Les "jaunes", nouvelles victimes de l'alcool frelaté en Russie

Les médecins russes ont surnommé "les jaunes" ces patients au teint cireux et aux yeux jaunes fluorescents qui, depuis deux mois, affluent dans les hôpitaux de la Russie profonde, souffrant de démangeaisons, atteints de fortes fièvres et de douleurs au foie. Touchés par une forme foudroyante de l'hépatite après avoir absorbé de l'alcool préparé à base de dissolvants ou de désinfectants, les "jaunes", le foie irrémédiablement atteint, meurent en l'espace de deux ou trois mois.


Depuis septembre, de la frontière des républiques Baltes (région de Pskov) au littoral Pacifique (région de Khabarovsk), 300 personnes ont succombé à cette récente forme d'hépatite toxique, des milliers d'autres ont été hospitalisées. Dans la région de Pskov (à la frontière de l'Estonie), où, en deux mois, 1 600 personnes ont été hospitalisées et 58 sont décédées, l'état d'urgence a été déclaré.
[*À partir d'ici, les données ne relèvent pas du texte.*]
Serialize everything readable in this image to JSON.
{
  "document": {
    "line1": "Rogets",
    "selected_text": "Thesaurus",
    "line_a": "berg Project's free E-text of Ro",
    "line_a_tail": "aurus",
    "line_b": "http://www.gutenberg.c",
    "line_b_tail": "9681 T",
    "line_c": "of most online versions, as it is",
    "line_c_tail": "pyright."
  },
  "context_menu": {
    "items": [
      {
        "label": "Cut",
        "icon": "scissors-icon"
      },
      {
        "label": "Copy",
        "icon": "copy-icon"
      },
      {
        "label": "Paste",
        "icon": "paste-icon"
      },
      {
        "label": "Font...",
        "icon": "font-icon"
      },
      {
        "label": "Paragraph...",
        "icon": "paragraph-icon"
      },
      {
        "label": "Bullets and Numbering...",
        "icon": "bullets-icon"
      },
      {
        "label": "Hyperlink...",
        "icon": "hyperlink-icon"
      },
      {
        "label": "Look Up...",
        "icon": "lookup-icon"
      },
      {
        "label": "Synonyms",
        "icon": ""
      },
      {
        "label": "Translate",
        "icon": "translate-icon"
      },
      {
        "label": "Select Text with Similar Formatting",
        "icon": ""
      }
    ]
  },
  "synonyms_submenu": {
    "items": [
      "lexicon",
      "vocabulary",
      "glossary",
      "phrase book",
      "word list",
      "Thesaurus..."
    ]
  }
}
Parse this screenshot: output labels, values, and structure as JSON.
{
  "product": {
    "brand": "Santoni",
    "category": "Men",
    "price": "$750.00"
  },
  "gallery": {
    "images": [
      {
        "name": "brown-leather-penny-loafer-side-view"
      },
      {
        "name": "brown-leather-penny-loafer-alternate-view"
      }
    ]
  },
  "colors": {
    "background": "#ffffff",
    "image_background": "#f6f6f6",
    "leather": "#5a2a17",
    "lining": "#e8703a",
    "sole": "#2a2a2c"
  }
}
Les victimes sont pour la plupart issues des catégories sociales les plus défavorisées pour qui la bouteille de vodka vendue en magasin - passée de 65 roubles, soit 1,91 euro en janvier, à 95 roubles, soit 2, 79 euros cet été - est devenue inabordable depuis l'augmentation des taxes. D'où la ruée sur l'alcool frelaté, resté abordable avec une bouteille vendue 20 roubles (soit 58 cents) sous le manteau.

"TRAGÉDIE NATIONALE"

Le problème de la consommation d'alcool frelaté en Russie n'est pas nouveau. Chaque année, 35 000 à 42 000 personnes en meurent, une "véritable tragédie nationale", a reconnu le ministre russe de l'intérieur, Rachid Nourgaliev. Le président Vladimir Poutine en a parlé dans son adresse à la nation, le 25 octobre. "La production d'alcool contrefait est un gros problème. A l'heure qu'il est, des personnes s'empoisonnent avec de l'alcool de piètre qualité, ce qui porte un préjudice considérable à la santé de la population, le problème numéro un, et a un impact négatif sur l'état des finances publiques", a-t-il indiqué.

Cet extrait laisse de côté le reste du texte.